As its name suggests, this seal is a predator. It is the only Antarctic seal to typically prey upon warm-blooded creatures. A portion of its diet consists of penguins
, but it also eats fish, krill, and sometimes the young of other seals. The leopard seal has long, pointed cusps on its molar teeth—somewhat like the crabeater seal—which enables it to filter krill from seawater in much the same way the crabeater does.
Both sexes appear very similar, although the female is slightly larger. Males are 10 feet in length while females reach about 12 feet. The typical appearance is a dark gray back shading with a lighter belly marked with leopardlike
spots. The leopard seal is a sinuous creature with an extremely powerful, snakelike head and neck.

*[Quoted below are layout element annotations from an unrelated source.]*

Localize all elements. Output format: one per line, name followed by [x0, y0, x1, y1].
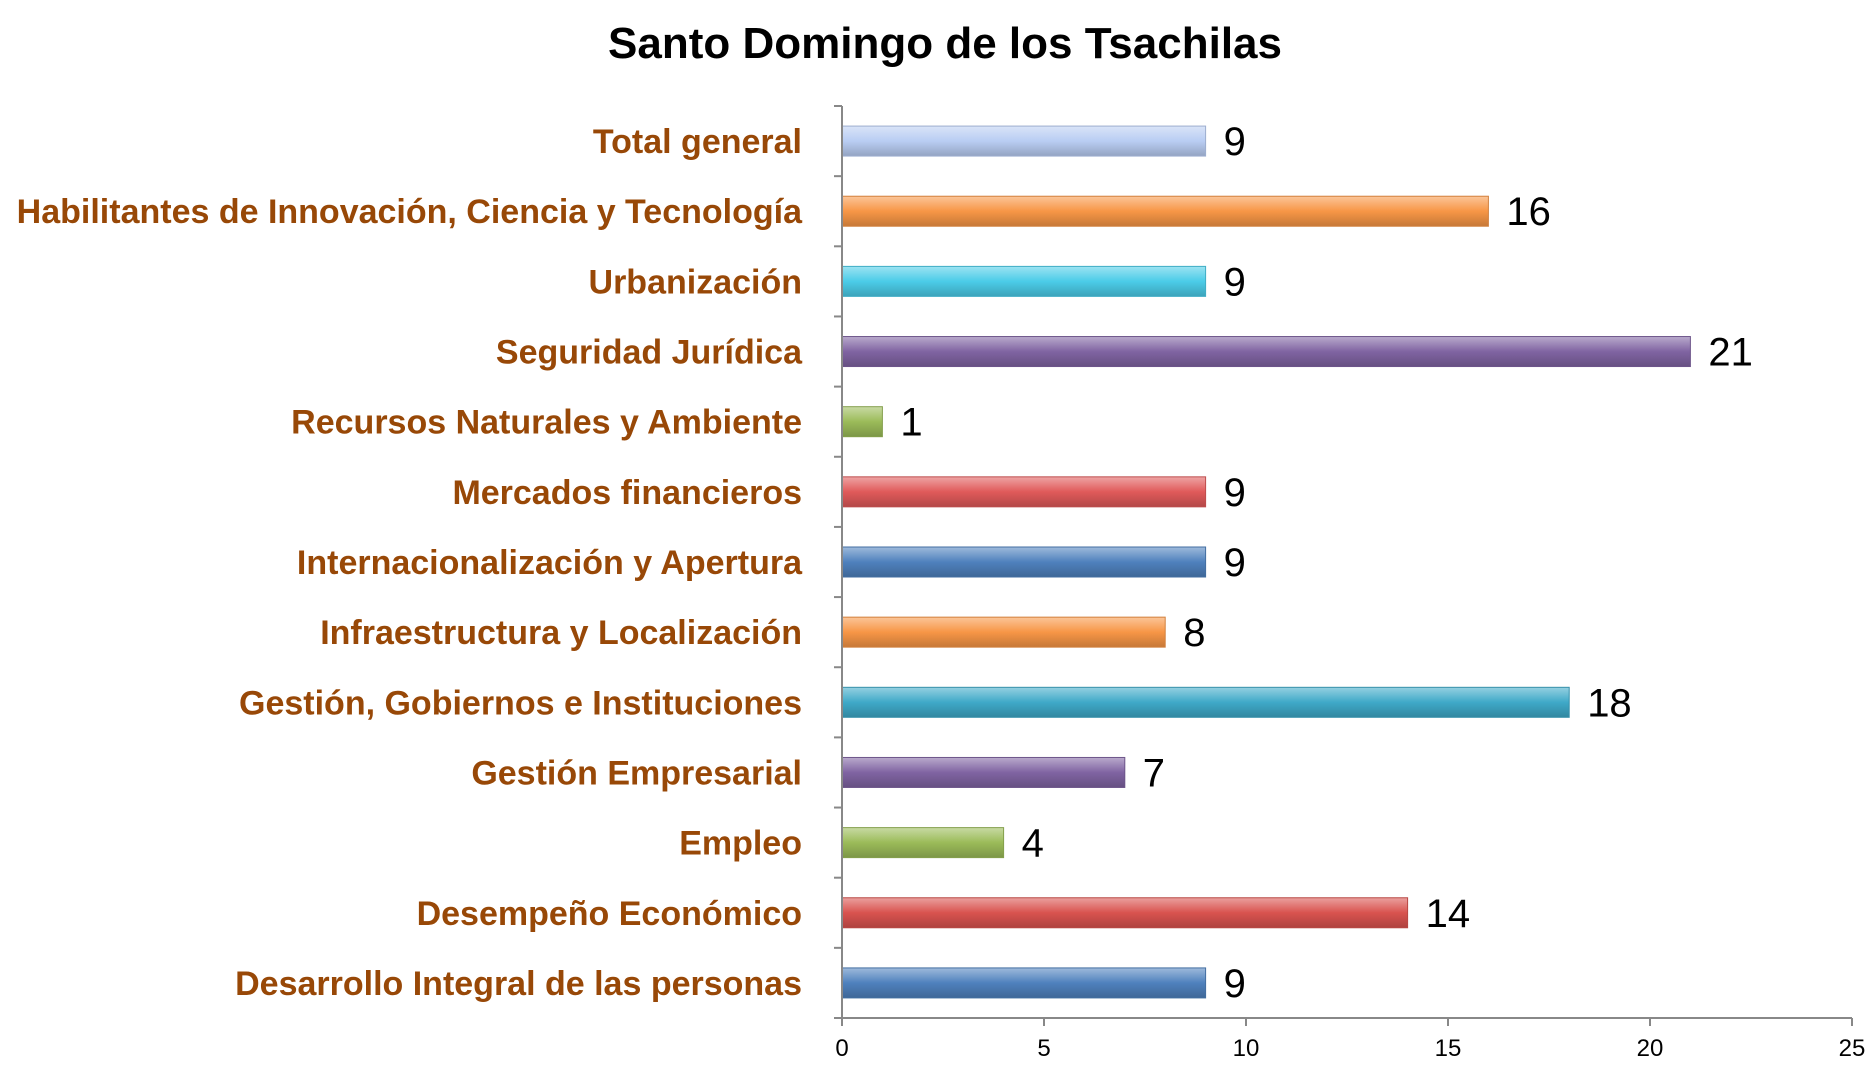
category-label: Desarrollo Integral de las personas — [235, 965, 802, 1003]
x-tick-label: 20 — [1637, 1035, 1664, 1062]
bar — [842, 968, 1206, 998]
bar-value-label: 9 — [1224, 260, 1246, 304]
bar — [842, 757, 1125, 787]
bar-value-label: 21 — [1708, 331, 1753, 375]
category-label: Habilitantes de Innovación, Ciencia y Te… — [17, 193, 803, 231]
category-label: Infraestructura y Localización — [320, 614, 802, 652]
bar — [842, 477, 1206, 507]
x-tick-label: 0 — [835, 1035, 848, 1062]
bar — [842, 196, 1488, 226]
category-label: Urbanización — [589, 263, 802, 301]
bar — [842, 337, 1690, 367]
category-label: Gestión Empresarial — [471, 754, 802, 792]
bar — [842, 266, 1206, 296]
category-label: Desempeño Económico — [417, 895, 802, 933]
bar — [842, 687, 1569, 717]
category-label: Total general — [593, 123, 802, 161]
bar-value-label: 1 — [900, 401, 922, 445]
x-tick-label: 5 — [1037, 1035, 1050, 1062]
x-tick-label: 25 — [1839, 1035, 1866, 1062]
bar-value-label: 14 — [1426, 892, 1471, 936]
x-tick-label: 15 — [1435, 1035, 1462, 1062]
bar-value-label: 16 — [1506, 190, 1551, 234]
bar — [842, 828, 1004, 858]
bar — [842, 617, 1165, 647]
category-label: Gestión, Gobiernos e Instituciones — [239, 684, 802, 722]
category-label: Empleo — [679, 825, 802, 863]
bar — [842, 898, 1408, 928]
category-label: Seguridad Jurídica — [496, 334, 803, 372]
bar-value-label: 4 — [1022, 822, 1044, 866]
x-tick-label: 10 — [1233, 1035, 1260, 1062]
bar — [842, 547, 1206, 577]
bar-value-label: 18 — [1587, 681, 1632, 725]
category-label: Recursos Naturales y Ambiente — [291, 404, 802, 442]
bar-value-label: 9 — [1224, 471, 1246, 515]
category-label: Mercados financieros — [452, 474, 802, 512]
chart-title: Santo Domingo de los Tsachilas — [608, 19, 1282, 68]
category-label: Internacionalización y Apertura — [297, 544, 803, 582]
bar-value-label: 7 — [1143, 751, 1165, 795]
bar-value-label: 9 — [1224, 541, 1246, 585]
bar-value-label: 9 — [1224, 962, 1246, 1006]
bar — [842, 407, 882, 437]
bar-value-label: 8 — [1183, 611, 1205, 655]
bar — [842, 126, 1206, 156]
bar-value-label: 9 — [1224, 120, 1246, 164]
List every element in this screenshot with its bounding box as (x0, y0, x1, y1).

The leopard seal has none of the cute appeal
of the other seals, but despite its ferocious reputation, there have been very few cases of unprovoked attacks upon humans. Leopard seals are solitary creatures and are rarely seen in groups. They dwell in the pack ice and along coasts during the summer, patrolling the places where penguins gather to dive into the sea. They chase and catch penguins
with great speed, often vigorously shaking and thrashing their prey to turn it inside out, exposing the meat and making it easier to eat.

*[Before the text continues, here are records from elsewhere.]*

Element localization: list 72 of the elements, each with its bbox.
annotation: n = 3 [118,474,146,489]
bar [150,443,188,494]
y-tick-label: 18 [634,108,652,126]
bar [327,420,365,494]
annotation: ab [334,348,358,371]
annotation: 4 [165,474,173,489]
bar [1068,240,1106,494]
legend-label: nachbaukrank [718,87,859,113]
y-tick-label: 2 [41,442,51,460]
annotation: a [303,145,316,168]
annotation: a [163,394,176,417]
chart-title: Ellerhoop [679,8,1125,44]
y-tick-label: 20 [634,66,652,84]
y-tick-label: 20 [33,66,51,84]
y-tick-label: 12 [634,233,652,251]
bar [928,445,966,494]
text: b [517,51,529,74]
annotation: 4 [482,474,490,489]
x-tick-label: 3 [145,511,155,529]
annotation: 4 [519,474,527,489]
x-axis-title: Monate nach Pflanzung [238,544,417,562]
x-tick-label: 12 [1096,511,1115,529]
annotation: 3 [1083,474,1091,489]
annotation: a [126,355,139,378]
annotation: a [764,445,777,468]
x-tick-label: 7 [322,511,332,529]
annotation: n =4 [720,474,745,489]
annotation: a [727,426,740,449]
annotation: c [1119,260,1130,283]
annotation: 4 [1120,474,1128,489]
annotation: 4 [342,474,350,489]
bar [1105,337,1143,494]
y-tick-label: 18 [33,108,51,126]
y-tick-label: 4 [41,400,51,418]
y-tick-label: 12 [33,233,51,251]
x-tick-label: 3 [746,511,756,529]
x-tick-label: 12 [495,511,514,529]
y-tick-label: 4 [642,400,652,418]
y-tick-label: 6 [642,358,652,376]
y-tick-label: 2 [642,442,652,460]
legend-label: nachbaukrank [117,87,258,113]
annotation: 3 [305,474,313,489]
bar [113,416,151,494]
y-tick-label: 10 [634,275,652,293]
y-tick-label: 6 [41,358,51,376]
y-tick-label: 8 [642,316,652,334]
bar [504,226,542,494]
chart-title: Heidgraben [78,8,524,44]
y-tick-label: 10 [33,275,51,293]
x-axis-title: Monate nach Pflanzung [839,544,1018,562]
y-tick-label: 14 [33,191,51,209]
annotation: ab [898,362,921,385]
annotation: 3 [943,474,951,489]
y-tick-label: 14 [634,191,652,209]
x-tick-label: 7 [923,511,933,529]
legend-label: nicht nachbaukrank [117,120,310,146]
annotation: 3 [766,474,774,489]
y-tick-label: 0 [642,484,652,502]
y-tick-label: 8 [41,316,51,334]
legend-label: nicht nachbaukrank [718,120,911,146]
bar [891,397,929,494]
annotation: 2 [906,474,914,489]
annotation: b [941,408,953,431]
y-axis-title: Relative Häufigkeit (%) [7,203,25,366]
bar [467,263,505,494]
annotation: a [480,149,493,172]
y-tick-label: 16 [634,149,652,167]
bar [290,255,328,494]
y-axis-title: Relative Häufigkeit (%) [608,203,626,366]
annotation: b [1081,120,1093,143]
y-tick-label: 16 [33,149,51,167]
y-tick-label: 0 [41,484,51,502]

Like the other seals—apart from the fur seal—they mate and raise their pups on pack ice. Young are born from November to December and are weaned after two months.
Though mainly residing in waters surrounding the Antarctic continent
, some individuals reside near the South Georgia Islands during the winter, and a few leopard seals have been spotted off the coasts of southern Australia, New Zealand, South Africa and South America.